Three components necessary [sufficient?] for a viable solution [to Martin's goal right at the top](by tuplisable I mean expressable in terms of a set of fixed-arity predications with a fixed inventory of predicates):

  1. Metadata must be tuplisable (so the well-understood big-ticket query engines can go to work, e.g. SQL engines);
  2. The tuple-predicate vocabulary/ies has to have [universally] documented semantics, e.g. Dublin Core; There was debate here about the universality requirement. This doesn't mean the vocabularies are part of the standard, just that a condition on utility is broad agreement: the market will tell.
  3. One level of meta-meta data has to be standardised as well, namely authority: who says so, with what conviction.

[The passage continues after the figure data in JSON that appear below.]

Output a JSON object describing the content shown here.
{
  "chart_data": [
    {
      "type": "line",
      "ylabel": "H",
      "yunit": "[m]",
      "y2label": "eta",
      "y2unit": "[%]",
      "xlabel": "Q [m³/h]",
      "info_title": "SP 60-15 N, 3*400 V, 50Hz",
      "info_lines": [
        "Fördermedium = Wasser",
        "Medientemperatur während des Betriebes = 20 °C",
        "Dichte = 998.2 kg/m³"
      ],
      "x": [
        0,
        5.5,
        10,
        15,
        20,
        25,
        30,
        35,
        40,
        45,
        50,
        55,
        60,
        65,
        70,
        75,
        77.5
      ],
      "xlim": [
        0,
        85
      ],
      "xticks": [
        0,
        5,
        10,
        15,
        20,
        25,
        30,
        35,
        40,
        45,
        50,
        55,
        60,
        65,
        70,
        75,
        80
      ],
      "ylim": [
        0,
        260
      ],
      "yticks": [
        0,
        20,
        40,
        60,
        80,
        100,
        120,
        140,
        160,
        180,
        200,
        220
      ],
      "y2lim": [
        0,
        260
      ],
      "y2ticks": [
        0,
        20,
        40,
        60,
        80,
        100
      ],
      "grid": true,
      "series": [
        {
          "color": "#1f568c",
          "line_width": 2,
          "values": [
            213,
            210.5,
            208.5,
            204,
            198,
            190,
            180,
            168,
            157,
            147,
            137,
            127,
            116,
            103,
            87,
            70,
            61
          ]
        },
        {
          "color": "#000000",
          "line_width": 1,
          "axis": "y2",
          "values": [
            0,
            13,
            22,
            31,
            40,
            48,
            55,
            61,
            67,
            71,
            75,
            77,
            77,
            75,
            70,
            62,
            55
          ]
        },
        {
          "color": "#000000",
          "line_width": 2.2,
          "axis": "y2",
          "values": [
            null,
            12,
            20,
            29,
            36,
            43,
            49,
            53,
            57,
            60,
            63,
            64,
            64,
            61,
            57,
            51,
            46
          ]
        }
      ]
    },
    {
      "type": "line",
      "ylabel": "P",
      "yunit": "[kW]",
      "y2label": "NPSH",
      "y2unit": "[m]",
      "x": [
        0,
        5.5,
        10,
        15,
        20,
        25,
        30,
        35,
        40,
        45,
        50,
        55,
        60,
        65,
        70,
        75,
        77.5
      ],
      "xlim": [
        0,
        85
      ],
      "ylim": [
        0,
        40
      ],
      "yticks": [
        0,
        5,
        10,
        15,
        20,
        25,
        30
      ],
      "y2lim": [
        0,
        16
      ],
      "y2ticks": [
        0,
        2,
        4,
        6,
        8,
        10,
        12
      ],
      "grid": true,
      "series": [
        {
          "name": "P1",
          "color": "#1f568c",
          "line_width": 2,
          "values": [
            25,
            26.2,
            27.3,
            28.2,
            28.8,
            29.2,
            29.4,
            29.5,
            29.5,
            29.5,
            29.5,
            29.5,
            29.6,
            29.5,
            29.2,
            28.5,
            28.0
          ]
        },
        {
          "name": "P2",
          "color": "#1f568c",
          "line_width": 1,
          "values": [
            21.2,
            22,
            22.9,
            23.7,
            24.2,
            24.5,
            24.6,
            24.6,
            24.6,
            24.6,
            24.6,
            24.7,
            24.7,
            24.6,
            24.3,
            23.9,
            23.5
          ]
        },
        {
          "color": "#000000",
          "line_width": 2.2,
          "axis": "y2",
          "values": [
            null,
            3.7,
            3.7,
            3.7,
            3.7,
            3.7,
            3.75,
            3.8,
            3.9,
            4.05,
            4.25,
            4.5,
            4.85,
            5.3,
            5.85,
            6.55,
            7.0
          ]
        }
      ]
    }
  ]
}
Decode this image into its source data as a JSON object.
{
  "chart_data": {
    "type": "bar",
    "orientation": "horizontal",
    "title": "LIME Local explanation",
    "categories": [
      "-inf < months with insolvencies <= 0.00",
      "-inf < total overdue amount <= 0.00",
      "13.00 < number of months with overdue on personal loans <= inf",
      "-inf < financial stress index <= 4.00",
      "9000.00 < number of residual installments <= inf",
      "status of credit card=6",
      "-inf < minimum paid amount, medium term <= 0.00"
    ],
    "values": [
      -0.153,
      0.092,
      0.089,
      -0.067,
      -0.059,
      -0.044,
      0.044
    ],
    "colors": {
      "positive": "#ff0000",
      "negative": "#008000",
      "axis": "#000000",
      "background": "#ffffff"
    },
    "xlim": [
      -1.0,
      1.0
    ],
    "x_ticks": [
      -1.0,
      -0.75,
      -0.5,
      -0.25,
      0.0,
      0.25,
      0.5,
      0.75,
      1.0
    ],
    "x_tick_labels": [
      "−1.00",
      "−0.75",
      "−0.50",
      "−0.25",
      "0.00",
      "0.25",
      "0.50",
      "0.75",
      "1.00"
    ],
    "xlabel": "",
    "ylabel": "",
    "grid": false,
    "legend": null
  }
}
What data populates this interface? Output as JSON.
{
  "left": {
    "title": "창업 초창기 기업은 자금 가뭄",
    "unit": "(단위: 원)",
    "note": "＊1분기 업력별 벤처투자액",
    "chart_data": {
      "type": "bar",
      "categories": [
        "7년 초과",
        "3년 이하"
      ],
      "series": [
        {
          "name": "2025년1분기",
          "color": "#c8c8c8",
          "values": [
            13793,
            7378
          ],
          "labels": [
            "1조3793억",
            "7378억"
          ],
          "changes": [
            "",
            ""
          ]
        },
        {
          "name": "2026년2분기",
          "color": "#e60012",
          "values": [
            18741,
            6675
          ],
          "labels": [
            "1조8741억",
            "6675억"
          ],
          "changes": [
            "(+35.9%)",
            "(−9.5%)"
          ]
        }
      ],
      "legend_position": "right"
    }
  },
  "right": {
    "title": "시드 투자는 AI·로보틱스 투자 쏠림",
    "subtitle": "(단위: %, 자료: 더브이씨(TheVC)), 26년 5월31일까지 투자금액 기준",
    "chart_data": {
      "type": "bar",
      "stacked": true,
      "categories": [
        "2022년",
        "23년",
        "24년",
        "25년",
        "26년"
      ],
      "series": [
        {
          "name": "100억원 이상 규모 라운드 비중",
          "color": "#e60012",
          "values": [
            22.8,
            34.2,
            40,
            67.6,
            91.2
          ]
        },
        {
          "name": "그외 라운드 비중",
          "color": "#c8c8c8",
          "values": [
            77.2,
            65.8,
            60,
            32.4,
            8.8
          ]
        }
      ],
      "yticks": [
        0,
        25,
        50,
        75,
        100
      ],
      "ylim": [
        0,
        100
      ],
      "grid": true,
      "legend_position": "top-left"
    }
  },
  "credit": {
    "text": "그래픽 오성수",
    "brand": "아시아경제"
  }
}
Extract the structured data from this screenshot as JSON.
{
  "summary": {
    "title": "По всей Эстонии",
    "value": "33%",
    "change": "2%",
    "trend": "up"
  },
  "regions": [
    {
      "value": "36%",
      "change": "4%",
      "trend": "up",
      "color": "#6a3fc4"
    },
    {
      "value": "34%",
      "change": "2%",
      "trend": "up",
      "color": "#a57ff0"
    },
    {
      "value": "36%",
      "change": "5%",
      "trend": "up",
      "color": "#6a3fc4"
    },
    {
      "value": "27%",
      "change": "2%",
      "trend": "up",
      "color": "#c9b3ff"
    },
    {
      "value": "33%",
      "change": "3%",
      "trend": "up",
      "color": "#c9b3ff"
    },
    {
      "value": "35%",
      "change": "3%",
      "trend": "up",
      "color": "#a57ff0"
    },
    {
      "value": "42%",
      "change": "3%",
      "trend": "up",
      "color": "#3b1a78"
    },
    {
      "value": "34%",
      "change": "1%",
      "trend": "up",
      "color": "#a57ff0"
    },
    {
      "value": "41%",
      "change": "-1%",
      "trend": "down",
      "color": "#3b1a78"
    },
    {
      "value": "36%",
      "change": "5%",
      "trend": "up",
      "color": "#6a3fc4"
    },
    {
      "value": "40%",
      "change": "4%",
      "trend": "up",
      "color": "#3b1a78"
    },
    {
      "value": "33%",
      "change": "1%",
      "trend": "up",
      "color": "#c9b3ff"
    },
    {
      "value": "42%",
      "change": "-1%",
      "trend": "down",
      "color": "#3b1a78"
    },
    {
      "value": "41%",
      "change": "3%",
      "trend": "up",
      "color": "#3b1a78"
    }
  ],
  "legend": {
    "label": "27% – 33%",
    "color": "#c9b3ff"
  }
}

RDF is designed to meet these criteria. Transforming the 'syntactic' grove you get using the published SGML property set into a 'semantic' grove and then tuplising wrt the property set is asserted to be another route to meet the criteria. The predicates in the syntactic grove are things like attribute, child and otsrelpn(:-). The predicates in the semantic grove are (typically) the terminals from the syntactic grove, and (accordingly) are significant in the object domain, i.e. have domain semantics, e.g. author, price and presentingSymptom. I also think it would be possible to specify an informal architecture for the use of XML-Link which would work as well.